Sowing the seeds of hope outside the GP’s surgery

Sowing the seeds of hope outside the GP’s surgery

As part of Integrated Care in Action week Annabelle Padwick tells her story of how gardening transformed her life and helped her recover from crippling mental health problems to become a professional gardener, wellbeing therapist, children’s author, magazine columnist, motivational speaker and radio personality.

She’s urging GPs to think differently about their approach to mental health and to embrace social prescribing. She will be working with the NAPC in the role of patient adviser and champion as part of our national primary care home faculty and person-centred social prescribing work.

I struggled with my confidence from a very young age. Looking back, I know there were all kinds of issues from my childhood to more recent years that eventually led me to a point of total mental collapse. There was school bullying, severe anxiety, a traumatic relationship breakdown and then a different abusive and toxic relationship. All these events continued to pile up because I never got to actually deal with the underlying causes, paranoia and negative, spiralling thoughts.

When I went to see my GP for help with crippling anxiety and panic attacks he offered me tablets. But I didn’t want medication, I wanted to fix the underlying issues.

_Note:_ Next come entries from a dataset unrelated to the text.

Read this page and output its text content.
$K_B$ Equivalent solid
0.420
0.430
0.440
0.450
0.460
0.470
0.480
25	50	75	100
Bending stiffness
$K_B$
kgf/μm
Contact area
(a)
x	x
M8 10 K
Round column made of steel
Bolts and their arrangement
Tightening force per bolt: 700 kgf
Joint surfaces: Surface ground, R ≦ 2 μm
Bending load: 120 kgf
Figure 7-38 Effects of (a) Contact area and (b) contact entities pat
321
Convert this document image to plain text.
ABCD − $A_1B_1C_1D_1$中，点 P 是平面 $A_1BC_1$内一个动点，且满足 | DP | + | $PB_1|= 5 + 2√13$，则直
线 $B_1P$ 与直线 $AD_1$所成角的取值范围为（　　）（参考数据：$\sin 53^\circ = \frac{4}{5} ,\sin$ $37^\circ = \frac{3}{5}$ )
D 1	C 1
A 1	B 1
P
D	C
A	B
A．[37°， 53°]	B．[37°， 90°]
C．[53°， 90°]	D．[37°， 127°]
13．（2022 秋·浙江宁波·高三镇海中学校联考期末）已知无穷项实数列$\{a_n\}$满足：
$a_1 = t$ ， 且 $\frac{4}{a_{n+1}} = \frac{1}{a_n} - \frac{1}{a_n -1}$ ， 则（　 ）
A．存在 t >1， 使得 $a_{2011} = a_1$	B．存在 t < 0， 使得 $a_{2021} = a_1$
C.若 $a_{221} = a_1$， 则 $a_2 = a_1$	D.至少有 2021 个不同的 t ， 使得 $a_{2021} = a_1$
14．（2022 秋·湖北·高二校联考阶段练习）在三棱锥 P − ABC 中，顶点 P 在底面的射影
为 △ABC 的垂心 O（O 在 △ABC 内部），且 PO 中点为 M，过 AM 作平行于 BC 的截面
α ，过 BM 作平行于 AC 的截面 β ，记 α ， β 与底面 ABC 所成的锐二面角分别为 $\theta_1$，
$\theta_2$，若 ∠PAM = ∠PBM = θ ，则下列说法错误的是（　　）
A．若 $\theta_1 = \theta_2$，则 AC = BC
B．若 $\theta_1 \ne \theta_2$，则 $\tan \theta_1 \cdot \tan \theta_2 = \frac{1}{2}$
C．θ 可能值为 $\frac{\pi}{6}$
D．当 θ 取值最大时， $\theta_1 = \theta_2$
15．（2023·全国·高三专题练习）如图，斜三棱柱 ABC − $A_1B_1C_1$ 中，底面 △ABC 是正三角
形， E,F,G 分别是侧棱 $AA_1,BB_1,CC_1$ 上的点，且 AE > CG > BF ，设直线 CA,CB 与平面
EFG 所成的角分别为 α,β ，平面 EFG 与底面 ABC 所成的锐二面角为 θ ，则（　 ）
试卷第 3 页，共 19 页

The other option I was offered was group cognitive behavioural therapy (CBT) sessions which I tried and hated. We were all at different levels in the group – while I was determined to do whatever it took to get better, some of the others couldn’t see a way out, which just dragged me down even further.

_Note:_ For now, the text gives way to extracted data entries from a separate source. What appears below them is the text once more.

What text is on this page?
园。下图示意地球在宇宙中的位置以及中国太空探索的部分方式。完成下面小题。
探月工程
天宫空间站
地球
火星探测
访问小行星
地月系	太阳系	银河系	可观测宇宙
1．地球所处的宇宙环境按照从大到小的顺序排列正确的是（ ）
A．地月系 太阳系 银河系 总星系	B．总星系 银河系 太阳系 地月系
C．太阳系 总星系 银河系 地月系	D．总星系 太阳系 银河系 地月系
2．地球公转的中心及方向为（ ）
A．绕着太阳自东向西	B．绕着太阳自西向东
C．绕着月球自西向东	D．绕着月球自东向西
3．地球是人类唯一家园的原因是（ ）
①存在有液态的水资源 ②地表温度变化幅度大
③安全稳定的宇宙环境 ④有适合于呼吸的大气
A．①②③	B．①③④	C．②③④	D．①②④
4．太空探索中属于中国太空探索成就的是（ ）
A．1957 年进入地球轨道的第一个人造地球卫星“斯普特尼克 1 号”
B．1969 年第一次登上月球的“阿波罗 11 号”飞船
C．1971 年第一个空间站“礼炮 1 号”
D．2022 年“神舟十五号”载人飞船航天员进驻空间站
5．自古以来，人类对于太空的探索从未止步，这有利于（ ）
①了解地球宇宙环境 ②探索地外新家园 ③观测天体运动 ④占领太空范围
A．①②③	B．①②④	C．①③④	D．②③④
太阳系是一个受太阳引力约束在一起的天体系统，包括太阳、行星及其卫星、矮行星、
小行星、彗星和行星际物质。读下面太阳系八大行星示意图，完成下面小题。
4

When I couldn’t find the help I needed at my local surgery, I decided to take matters into my own hands. I started taking short drives with friends and walks outside, trying to just embrace the panic attacks and gradually increase my time outdoors. Over the next few years of pushing myself, I found my confidence increasing with the more time I spent outside. I got this weird urge to start gardening and growing things. So I moved to a new county, put myself on the allotment waiting list and in the meantime started growing anything and everything, from carrots and tomatoes to giant marrows in containers. As my tiny seeds sprouted into veg I could eat, my confidence sky rocketed with them and I began to feel I could transform my life – just as I’d transformed the seeds with nurture and love.

Fast forward to now being 31 and here I am on a mission to transform people’s lives through the power of gardening and growing their own produce. It worked for me when I was in my darkest place, so I know it can work for many others too.

I’m now developing what I hope will be a UK wide allotment-based support network for adults, accessible through self-referral, GPs, psychiatrists and local councils, to help change lives across the country.

I provide short-term and year-round gardening and wellbeing-based therapy sessions in primary and secondary schools. The aim is to improve children’s and young people’s emotional wellbeing while building resilience. My students have included a 13-year-old girl with anorexia and autism. I was warned she wouldn’t speak to me or anyone else in the group. After working with her for six weeks, she was talking confidently to me and a couple of others in the group.

I know there’s only so much a GP can do during appointments when someone comes to them with a huge range of complex problems. All I ask is that GPs and other primary care professionals make the most of their limited time to find out what services in their local area are available and might benefit their patients, besides the standard medical treatments.

Social prescribing is still in the early stages in my area but I know from personal experience, and the experiences of the young people and adults I work with, that sometimes it’s the non-medical therapies which can work miracles.

During Integrated Care in Action week, I’m urging everyone involved in primary care to think outside the box and work together to find new ways of tackling our mental health epidemic. For me, the answer definitely lies in the garden and my mantra is: “It’s not what you grow, but how YOU grow!”

Annabelle Padwick

Annabelle is the founder of Life at No.27, a gardening and wellbeing therapy organisation. She is a qualified physical and mental health first aider and an ambassador for Thrive – a national charity which changes lives through gardening.